Quelle que soit sa souplesse adaptative, le capitalisme n’évolue que sous l’empire de la nécessité. Il innove mais ne se force pas à l’innovation tant que les processus techniques et sociaux anciens et les stratégies politiques antérieures semblent encore efficaces. Or, jusqu’ici, les dirigeants soignent la crise avec les remèdes qui l’ont créée : à un excès de crédit, ils ajoutent du crédit. Si les banques utilisent la garantie étatique, elles accroîtront la dette qu’il s’agit de réduire. L’Etat fait pour toute l’économie ce qui est arrivé avec les subprimes : impulser l’économie (et la demande) avec un argent que l’on n’a pas. L’Etat risque ainsi d’entrer pour toute la société dans le rôle qu’ont joué les banques auprès des particuliers. Certes, les mécanismes régulateurs sont beaucoup plus présents et actifs qu’en 1930 : mais ni la société ni la politique ne sont des techniques de contrôle.
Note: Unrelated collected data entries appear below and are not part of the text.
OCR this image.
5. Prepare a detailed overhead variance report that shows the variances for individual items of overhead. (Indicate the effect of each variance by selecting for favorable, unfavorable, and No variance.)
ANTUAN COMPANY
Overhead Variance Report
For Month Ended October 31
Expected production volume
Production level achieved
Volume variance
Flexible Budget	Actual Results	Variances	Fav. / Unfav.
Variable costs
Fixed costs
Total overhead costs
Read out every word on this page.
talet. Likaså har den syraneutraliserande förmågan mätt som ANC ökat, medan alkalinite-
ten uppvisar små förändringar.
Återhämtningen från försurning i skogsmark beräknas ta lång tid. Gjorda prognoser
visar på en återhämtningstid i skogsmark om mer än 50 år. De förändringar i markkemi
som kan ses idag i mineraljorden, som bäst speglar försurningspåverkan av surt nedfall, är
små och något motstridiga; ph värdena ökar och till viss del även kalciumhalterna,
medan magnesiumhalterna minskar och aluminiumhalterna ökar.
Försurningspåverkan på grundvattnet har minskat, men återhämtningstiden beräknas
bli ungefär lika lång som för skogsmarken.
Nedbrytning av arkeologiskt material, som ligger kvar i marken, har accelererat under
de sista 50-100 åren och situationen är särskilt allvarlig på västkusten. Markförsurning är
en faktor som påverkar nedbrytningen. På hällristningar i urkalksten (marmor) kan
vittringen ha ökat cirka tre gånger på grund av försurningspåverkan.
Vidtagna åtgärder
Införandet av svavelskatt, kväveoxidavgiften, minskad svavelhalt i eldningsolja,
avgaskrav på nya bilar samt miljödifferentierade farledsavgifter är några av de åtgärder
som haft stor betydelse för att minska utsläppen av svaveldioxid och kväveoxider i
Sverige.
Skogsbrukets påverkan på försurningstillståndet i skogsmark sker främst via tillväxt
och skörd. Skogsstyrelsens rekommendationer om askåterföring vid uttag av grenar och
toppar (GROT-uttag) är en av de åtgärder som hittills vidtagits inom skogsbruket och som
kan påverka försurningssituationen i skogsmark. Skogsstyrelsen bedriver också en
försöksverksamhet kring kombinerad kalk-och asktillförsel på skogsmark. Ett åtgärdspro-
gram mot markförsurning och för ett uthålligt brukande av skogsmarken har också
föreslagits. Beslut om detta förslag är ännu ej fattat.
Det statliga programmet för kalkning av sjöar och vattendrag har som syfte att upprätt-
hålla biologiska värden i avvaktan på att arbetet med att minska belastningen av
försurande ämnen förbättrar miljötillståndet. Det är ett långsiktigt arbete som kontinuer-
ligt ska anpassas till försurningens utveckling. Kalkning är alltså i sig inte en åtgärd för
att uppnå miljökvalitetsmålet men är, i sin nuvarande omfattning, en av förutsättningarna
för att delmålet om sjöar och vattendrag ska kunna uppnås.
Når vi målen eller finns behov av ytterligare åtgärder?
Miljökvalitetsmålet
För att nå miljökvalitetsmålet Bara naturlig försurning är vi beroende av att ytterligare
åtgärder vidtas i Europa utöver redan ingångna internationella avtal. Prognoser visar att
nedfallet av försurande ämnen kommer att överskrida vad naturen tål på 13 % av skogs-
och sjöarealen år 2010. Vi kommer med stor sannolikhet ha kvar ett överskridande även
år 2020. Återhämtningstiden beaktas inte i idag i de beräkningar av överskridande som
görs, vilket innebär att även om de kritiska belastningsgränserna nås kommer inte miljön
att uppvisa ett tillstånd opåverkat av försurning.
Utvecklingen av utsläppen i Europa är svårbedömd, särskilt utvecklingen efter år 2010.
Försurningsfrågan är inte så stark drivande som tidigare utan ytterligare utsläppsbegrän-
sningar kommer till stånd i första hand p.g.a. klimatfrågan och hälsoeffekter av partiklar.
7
L’équilibre des « 30 Glorieuses » s’était fait au prix d’une addition de faux frais environnementaux de plus en plus lourds, et d’une destruction de ressources humaines et naturelles nécessaires au capitalisme. Il lui faut donc s’engager vers une meilleure exploitation de ses bases matérielles, c’est-à-dire mieux à même de préserver sa perpétuation et les intérêts des dominants. Certes, un capitalisme « écologique » ou « à échelle humaine » est impossible : le capital vit sous l’aiguillon de la concurrence : même régulée, elle le force à l’accumulation, à la suraccumulation. Il n’est pas plus capable de planifier une croissance qu’une décroissance mondiale. Cela ne l’empêchera pas d’adapter par exemple bâtiments et moyens de transport (collectif et individuel) aux ressources existantes. Rien ne permet de dire comment le capitalisme s’y prendra, ni si ce qui est réalisable à l’échelle expérimentale sera applicable à des pays entiers. Il ne suffira pas de faire acheter des voitures comme la Logane par les classes moyennes d’Asie ou d’Europe de l’Est. Il n’a d’ailleurs jamais été question d’étendre à la planète entière le mode de vie des « riches » : quelques centaines de millions de Chinois ne consommeront pas comme on le font jusqu’ici les Français. Rien n’est définitif, et moins encore sous un système aussi plastique que le capitalisme. Non seulement le mode de vie « occidental » n’est pas généralisable à plusieurs milliards de Terriens, mais il devra se transformer profondément dans les pays où il triomphe depuis la fin de la guerre de 39-45. Après tout, le règne de la voiture individuelle, inimaginable en 1900, n’a qu’une cinquantaine d’années. Ni la société de consommation, ni l’obsolescence programmée (aggravée par la dite révolution informatique) ne vont s’arrêter. Cependant les formes changeront et, comme elles l’ont déjà fait plusieurs fois depuis la révolution industrielle, leur changement dépendra plus de rapports de force et de conflits sociaux que de facteurs techniques. Seule certitude, à moins qu’une révolution communiste ne vienne traiter le problème à sa façon, l’un des « défis capitalistes » contemporains sera de concilier obsolescence et économie d’énergie.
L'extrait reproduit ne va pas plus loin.